Remembrancer has undertones of madness as the piano is frantically played in a repetitious manner. Despite that, it is strangely comforting. I have to be honest when I say that I feel Thrown is my most subjective review to date. I’m sure some of you will detest Remembrancer, and the entire album, but I’m subjectively not feeling disdain towards this piece of art. As it is so subjective, I would love to read your thoughts. Do you find yourself enamoured with Abrahams experimentation, or not? One aspect of Remembrancer that I appreciate is the analogue television static sound effect. There is probably a technical term for it, but I’m sure many of you would recall the snow on the screen, and the associated noise, when there was no signal. Regardless, it closes out the song and repetitious music beautifully.

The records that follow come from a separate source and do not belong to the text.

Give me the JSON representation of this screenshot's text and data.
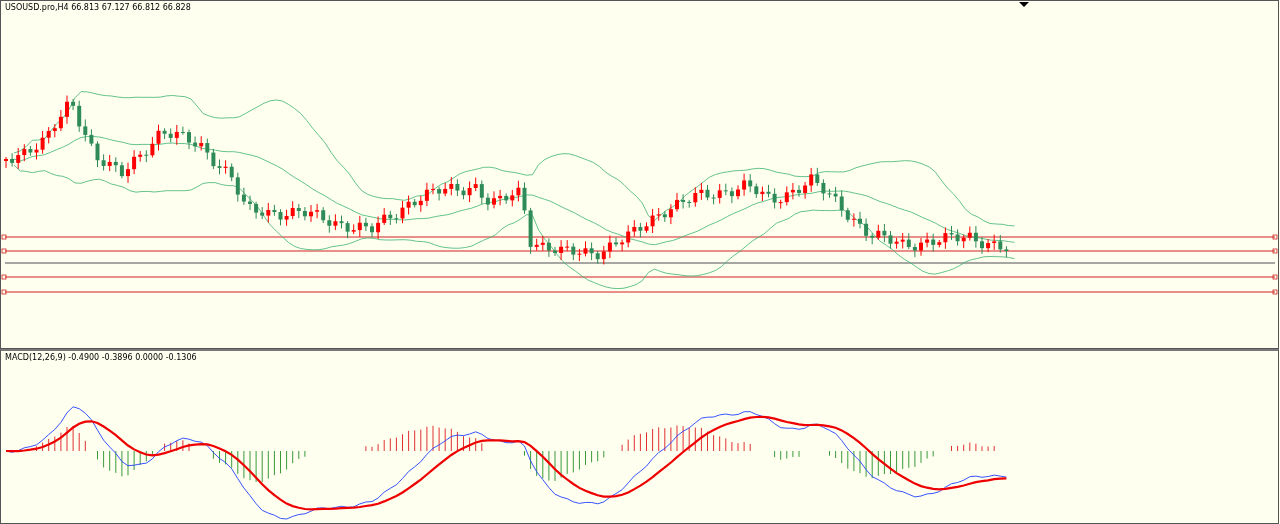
{
  "price_chart": {
    "symbol_info": "USOUSD.pro,H4  66.813 67.127 66.812 66.828"
  },
  "macd_panel": {
    "indicator_info": "MACD(12,26,9) -0.4900 -0.3896 0.0000 -0.1306"
  }
}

Coins In Vinegar is perhaps the least compelling song on the album. It never truly captured my mind and I find it to be too similar in style to the preceding tracks.

Hung Door is quite erratic and downright creepy. You have definitely happened across the haunted house in the woods with this track.

Them Hitting is the sonic equivalent of a human dog whistle, albeit with additional musical elements. Surprisingly, it isn't off-putting and I even appreciate the Morse code-styled element throughout the song.

Car Park Land literally increases my breathing and pulse rates every time I hear it. Yet, I'm at a loss to explain this reaction. Can music really have this much of an impact on the human mind? I believe so, otherwise we would cease to have likes and dislikes regarding specific artists, albums, and musical styles. The wind chimes in this song assist with the feeling of solitude and while many find wind chimes to be relaxing, I generally find them to be one of the most annoying instruments in existence. However, in another strange dichotomy, I don't feel that way about them as I listen to this track.

Nocturne, as the final track on the album, presents a repetitiously mismatched compilation of interweaving sounds. It is captivating enough to have me play the album again, yet I find myself compelled to sit in silence and ponder my subjective interpretation of the entire album.

The question that must logically be asked is if this album can really be classed as music, or is it merely a culmination of sounds, resulting in noise? While I have expressed my own subjective thoughts, I can't help but wonder if an album such as this can exist simultaneously as music and noise.

Overall, I find Thrown to be devilishly enticing. Everything I know about myself tells me that I shouldn't like this album, yet I appreciate and respect the experimentation and subjective journey it has taken me on. While I have more questions than answers, regarding my interpretation of Thrown, one certainty is that Thrown will remain in my streaming music library, to be listened to again and again.

Thrown is available for purchase on CD, the TIDAL Store and iTunes. For those of you who prefer streaming, it is also available on TIDAL Hi-Fi, Spotify, and Apple Music.

This review was based on listening to the 2005 edition that is available on TIDAL Hi-Fi. It is important to note that while TIDAL Hi-Fi presents albums in CD-quality sound at 1,411kbps, Thrown is only presented as a 320kbps stream as TIDAL has not been given higher quality files from the artist. However, that is of little concern as the album remains sonically impressive. While I have referenced listening to this album on headphones, I have also heard it several times on speakers and can confirm that the sonic nuances remain transparent, regardless of playback method. This is, in part, because the album been beautifully recorded and mastered with kid gloves, thereby ensuring the experience takes your senses to a completely new level that will not easily be forgotten.